- Poster of DVD release
- Directed by: Pascal Roche Jérôme M. De Oliveira
- Starring: François Sagat
- Country of origin: France
- Original language: French

Production
- Producers: ADL TV Brenda & Lucy Co.
- Running time: 80 minutes

Original release
- Release: March 1, 2011

= Sagat: The Documentary =

Sagat: The Documentary stylized as SAGAT: The Documentary, SAGAT - Uncut or just SAGAT (in Sagat: le documentaire) is a 2011 documentary on pornographic actor and gay icon François Sagat about his persona and impact on world culture directed by Pascal Roche and Jérôme M. De Oliveira. It was produced by ADL TV and after an idea by Brenda & Lucy Co.

==Screenings==
It premiered on the French Canal+ station on 1 March 2011. The United States premiere was at the Museum of Arts and Design in New York on 18 November 2011. It also showed at a number of gay film festivals and documentary film festivals.

==Synopsis==
The 60-minutes documentary follows Sagat's working career with a rare behind-the-scenes glimpse into the cult actor's performances, and gives plenty of testimonials about Sagat's impact. Most of the shooting was done in Cognac, Paris and San Francisco. The film contains many quotations from other notables from the industry including Chi Chi LaRue who compares Sagat with the pop diva Madonna, and filmmaker Bruce LaBruce who calls Sagat "the Marilyn Monroe of gay porn – Marilyn had her breasts, François has the ass".

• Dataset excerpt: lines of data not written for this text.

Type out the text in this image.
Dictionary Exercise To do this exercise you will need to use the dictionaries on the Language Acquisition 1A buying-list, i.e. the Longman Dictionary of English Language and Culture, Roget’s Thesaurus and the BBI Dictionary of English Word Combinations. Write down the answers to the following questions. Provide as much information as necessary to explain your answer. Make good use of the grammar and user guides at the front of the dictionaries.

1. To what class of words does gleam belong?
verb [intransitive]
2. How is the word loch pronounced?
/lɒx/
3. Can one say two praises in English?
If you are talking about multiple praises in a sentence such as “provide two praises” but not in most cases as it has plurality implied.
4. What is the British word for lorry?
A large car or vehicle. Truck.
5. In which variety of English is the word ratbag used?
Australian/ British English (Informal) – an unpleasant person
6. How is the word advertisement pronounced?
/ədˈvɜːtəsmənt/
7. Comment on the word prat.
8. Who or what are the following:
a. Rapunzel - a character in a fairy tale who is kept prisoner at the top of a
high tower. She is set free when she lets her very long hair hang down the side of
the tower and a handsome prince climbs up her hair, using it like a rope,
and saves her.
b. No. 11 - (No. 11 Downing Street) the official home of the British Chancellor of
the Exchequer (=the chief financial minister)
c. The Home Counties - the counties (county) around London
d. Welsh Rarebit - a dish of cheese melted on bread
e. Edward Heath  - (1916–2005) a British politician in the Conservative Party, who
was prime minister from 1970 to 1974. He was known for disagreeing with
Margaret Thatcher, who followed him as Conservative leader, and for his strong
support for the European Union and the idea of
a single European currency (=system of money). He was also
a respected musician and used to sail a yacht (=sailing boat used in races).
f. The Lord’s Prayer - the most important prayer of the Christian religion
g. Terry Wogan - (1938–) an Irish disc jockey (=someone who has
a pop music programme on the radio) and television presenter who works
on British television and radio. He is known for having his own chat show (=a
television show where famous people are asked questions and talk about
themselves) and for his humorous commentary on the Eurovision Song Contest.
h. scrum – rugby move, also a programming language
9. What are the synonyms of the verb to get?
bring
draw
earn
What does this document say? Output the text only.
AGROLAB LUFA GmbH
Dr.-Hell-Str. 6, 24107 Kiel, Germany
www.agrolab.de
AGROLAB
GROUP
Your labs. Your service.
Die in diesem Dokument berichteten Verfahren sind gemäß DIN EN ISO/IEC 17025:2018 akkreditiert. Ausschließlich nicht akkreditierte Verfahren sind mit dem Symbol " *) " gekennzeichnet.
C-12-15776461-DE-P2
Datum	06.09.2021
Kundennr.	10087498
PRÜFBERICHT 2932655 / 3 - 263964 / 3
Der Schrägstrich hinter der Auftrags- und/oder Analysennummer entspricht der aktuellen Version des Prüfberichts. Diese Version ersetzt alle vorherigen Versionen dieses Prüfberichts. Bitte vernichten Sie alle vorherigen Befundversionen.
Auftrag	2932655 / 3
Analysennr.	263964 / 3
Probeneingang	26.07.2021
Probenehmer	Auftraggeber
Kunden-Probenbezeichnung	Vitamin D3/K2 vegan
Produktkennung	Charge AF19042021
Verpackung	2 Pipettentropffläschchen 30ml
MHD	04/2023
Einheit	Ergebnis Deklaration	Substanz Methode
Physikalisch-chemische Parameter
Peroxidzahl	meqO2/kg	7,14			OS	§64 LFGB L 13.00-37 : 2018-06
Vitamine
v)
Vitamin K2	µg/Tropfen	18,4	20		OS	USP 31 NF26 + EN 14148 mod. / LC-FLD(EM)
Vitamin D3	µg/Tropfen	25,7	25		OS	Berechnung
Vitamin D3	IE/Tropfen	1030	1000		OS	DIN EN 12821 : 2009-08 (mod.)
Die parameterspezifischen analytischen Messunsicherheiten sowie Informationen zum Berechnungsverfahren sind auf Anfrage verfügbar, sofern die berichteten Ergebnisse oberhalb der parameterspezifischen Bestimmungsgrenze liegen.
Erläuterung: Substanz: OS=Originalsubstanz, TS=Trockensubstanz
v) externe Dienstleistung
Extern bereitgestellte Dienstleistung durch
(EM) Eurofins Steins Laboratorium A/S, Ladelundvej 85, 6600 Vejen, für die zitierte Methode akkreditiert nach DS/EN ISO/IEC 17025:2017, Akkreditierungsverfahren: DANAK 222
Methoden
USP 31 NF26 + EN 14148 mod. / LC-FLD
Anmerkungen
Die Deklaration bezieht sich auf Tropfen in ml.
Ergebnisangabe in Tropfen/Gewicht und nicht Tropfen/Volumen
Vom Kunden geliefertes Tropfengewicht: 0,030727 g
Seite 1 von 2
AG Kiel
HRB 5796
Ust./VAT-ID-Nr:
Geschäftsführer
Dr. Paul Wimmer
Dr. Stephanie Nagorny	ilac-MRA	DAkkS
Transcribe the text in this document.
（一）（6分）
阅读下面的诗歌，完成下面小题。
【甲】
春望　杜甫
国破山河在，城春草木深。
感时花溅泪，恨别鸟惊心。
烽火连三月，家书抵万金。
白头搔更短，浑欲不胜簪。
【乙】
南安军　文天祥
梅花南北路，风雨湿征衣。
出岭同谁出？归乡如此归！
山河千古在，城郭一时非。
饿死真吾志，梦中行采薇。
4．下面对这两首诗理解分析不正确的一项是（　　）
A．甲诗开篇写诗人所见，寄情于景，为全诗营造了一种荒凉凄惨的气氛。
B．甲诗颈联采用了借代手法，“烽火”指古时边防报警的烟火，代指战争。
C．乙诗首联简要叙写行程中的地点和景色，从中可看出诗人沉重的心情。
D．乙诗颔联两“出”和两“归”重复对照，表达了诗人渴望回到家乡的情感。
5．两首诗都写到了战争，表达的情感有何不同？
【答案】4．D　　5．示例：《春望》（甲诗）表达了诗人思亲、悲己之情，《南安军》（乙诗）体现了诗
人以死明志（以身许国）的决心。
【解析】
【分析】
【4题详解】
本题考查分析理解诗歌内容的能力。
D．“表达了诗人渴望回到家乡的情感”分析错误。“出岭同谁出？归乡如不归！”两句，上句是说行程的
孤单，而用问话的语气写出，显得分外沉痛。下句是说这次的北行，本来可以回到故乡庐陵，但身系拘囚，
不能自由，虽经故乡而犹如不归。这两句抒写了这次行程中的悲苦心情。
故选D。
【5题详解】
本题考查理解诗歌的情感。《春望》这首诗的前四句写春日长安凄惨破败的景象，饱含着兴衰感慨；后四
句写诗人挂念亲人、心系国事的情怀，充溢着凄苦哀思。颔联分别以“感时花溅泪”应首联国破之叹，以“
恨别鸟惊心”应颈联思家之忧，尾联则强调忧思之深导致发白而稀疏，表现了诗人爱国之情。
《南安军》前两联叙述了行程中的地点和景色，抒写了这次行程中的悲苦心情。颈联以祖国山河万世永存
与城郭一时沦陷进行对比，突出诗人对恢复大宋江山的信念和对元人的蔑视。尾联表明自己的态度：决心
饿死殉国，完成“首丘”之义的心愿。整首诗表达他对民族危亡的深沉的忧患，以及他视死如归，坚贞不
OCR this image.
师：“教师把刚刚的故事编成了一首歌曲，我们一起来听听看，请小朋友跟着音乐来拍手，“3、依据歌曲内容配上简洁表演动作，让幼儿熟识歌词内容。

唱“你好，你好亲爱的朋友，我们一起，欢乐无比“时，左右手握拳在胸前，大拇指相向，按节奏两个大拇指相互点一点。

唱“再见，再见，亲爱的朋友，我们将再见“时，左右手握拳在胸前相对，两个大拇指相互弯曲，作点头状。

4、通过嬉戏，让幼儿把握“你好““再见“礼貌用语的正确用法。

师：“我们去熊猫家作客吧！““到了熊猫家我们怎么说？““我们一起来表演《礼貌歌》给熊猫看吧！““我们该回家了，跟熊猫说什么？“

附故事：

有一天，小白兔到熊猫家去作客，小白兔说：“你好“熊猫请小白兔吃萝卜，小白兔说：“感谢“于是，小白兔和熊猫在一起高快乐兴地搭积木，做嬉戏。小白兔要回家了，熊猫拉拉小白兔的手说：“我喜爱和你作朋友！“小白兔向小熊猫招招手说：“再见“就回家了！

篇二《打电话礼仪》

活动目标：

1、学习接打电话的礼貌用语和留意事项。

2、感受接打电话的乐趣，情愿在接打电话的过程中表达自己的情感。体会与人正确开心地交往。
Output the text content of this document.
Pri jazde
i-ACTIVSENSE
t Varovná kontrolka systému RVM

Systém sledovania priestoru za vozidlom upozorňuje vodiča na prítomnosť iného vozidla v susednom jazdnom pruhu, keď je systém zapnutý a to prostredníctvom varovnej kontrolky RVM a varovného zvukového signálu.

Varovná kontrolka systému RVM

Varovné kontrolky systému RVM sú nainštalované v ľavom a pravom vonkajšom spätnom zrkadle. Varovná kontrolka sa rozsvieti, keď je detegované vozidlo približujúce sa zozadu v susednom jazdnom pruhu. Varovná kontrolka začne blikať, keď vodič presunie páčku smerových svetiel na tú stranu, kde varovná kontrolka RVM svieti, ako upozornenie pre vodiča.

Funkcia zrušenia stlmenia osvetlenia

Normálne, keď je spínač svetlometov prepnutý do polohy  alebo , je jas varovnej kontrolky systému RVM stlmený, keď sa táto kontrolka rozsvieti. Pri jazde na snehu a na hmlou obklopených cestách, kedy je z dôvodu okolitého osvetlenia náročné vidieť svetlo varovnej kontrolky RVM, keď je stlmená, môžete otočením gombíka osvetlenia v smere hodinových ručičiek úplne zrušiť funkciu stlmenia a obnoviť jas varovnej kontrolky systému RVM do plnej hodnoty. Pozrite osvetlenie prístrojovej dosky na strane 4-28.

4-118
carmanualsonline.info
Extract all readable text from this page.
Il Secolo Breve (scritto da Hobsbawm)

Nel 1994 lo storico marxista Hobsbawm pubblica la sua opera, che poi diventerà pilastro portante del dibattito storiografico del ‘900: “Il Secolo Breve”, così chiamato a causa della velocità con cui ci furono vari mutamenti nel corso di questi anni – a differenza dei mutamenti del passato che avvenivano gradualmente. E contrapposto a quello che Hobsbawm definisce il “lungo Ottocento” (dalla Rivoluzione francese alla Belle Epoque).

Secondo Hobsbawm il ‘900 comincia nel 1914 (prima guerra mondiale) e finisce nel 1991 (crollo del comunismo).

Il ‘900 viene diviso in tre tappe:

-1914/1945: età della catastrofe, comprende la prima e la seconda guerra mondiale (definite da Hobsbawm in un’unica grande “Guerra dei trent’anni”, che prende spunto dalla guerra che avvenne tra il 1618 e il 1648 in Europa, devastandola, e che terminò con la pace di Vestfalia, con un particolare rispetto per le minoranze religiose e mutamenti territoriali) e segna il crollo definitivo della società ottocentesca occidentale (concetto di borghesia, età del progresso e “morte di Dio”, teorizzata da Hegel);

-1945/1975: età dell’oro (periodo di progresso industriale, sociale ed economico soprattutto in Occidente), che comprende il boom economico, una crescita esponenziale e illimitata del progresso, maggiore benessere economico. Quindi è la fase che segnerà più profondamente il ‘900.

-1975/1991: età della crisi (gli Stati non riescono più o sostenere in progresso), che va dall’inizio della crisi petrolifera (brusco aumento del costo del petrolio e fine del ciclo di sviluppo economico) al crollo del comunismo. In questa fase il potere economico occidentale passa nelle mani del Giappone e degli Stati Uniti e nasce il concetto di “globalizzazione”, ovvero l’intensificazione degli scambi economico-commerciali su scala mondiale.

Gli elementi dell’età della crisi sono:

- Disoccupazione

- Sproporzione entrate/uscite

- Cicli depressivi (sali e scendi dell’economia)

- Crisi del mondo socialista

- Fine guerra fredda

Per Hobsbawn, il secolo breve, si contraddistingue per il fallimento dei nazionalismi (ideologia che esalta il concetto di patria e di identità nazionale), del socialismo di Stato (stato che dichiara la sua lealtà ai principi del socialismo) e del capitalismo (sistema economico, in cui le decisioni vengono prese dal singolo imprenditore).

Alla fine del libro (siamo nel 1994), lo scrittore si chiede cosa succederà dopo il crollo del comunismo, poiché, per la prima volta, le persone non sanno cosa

In this uncensored docu-portrait, the pornstar is not afraid to talk about his fears or failures. He declares towards the end of the documentary: "Je pense que je vais arrêter le porno" (meaning: I think I'll stop doing porno films).

==Reception==
The documentary received very positive reviews including one from the French gay magazine Têtu who interviewed him. The magazine also wrote in its review: "This film is sexy and moving, the sex icon presents itself extremely sensitive and profound".